Local Interactions Lead to Pathogen-Driven Change to Host Population Dynamics

Individuals tend to interact more strongly with nearby individuals or within particular social groups. Recent theoretical advances have demonstrated that these within-population relationships can have fundamental implications for ecological and evolutionary dynamics 1], 2], 3], 4], 5], 6], 7], 8], 9], 10] and 11]. In particular, contact networks are crucial to the spread 12], 13] and 14] and evolution 8], 9], 11] and 15] of disease. However, the theory remains largely untested experimentally 16]. Here, we manipulate habitat viscosity and thereby the frequency of local interactions in an insect-pathogen model system in which the virus had previously been shown to have little effect on host population dynamics 16] and 17]. At high viscosity, the pathogen caused the collapse of dominant and otherwise stable host generation cycles.

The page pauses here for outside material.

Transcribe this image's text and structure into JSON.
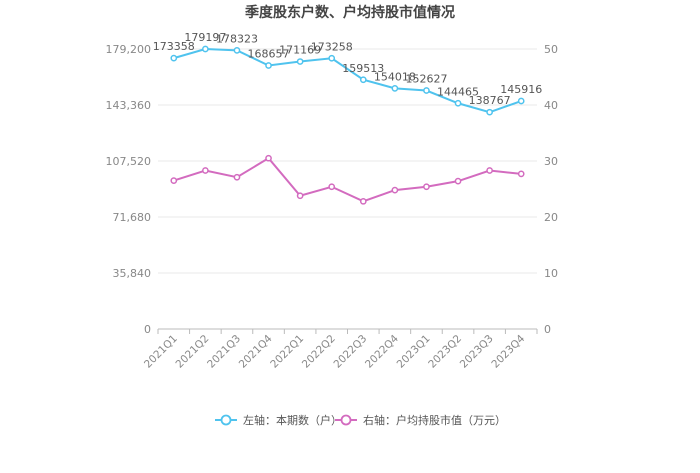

Modeling shows that this collapse can be explained by an increase in the frequency of intracohort interactions relative to intercohort interactions, leading to more disease transmission. Our work emphasizes that spatial structure can subtly mediate intraspecific competition and the effects of natural enemies. A decrease in dispersal in a population may actually (sometimes rather counterintuitively) intensify the effects of parasites. Broadly, because anthropological and environmental change often cause changes in population mixing, our work highlights the potential for dramatic changes in the effects of parasites on host populations.